I agree with @Morten Ernebjerg that this will result in many more errors than valid uses, and I also agree with @Grahame Grieve that if there is a valid use, it would be in a specific situation that I'd rather see use a different approach (pattern?) Can we fix this in R5? @Jessica Bota @Carmela Couderc

view this post on Zulip Elliot Silver (Mar 11 2022 at 18:44):

I'm guessing that a Coding with only a system value would be sufficient to meet cardinality constraints on Coding or CodeableConcept. At a gut level, that feels wrong, but I don't see any other way to interpret it.

view this post on Zulip John Moehrke (Mar 11 2022 at 18:52):

wow, that is worse that just a code without a system

view this post on Zulip Carmela Couderc (Mar 11 2022 at 19:03):

Hi @Morten Ernebjerg Would you please enter a JIRA ticket to describe this issue and include a link to this Zulip thread? We will take up this topic on one of the Vocab tracker calls. Thanks.

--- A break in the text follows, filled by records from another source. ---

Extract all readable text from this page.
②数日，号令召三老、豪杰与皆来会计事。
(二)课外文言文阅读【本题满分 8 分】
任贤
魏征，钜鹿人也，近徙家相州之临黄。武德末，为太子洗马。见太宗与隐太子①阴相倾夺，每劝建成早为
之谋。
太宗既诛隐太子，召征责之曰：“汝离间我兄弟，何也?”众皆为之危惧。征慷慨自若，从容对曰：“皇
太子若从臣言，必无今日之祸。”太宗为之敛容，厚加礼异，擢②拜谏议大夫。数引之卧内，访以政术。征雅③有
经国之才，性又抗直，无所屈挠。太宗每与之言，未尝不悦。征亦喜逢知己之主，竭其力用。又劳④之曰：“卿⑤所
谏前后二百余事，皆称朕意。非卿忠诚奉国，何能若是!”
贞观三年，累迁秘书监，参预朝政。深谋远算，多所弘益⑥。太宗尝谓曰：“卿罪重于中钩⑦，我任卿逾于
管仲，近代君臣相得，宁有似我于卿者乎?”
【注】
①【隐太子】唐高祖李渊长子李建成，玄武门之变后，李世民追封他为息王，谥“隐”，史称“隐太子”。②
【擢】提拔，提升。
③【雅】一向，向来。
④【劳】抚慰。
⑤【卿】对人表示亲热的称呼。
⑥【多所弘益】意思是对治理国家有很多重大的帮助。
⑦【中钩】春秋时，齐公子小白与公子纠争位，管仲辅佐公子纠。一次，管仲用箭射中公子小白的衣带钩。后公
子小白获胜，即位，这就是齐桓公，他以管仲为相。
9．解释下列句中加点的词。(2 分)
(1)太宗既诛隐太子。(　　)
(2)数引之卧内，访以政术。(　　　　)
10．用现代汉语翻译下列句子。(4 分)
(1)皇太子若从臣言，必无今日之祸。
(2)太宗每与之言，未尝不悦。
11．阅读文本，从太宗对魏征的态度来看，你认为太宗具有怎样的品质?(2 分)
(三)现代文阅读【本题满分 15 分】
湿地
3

view this post on Zulip Jean Duteau (Mar 11 2022 at 19:04):

I just taught an HL7 Terminology course and we explicitly say that a Coding with just a system is saying "I would have sent a code from this system, but no appropriate code exists." I guess you'd send this to satisfy a constraint to a Required binding to a value set that only takes from CodeSystem X to say "you are forcing me to send a code from X but no appropriate code exists"?

view this post on Zulip Rob Hausam (Mar 11 2022 at 21:14):

Yes, what Jean said in the first sentence is what was taught originally and what has continued to be taught in the FHIR terminology tutorials - and is what I said above. It's part of a question or discussion about "why are all of the elements in Coding optional?". But I don't think it works (and it shouldn't work) to satisfy a required binding - in that case you have to send one of the actual codes (both 'system' and 'code') that are in the bound value set.

view this post on Zulip Richard Townley-O'Neill (Mar 14 2022 at 00:09):

A Coding could have nothing but an extension. https://www.hl7.org/fhir/datatypes.html#Coding
All data types have that option.
You can define local profiles of data types that are stricter.
Maybe there could be some standard ones defined in Core.

view this post on Zulip Morten Ernebjerg (Mar 14 2022 at 07:06):

@Carmela Couderc I opened ticket FHIR-36267 for this, linking this thread and summarizing some of the issues raised.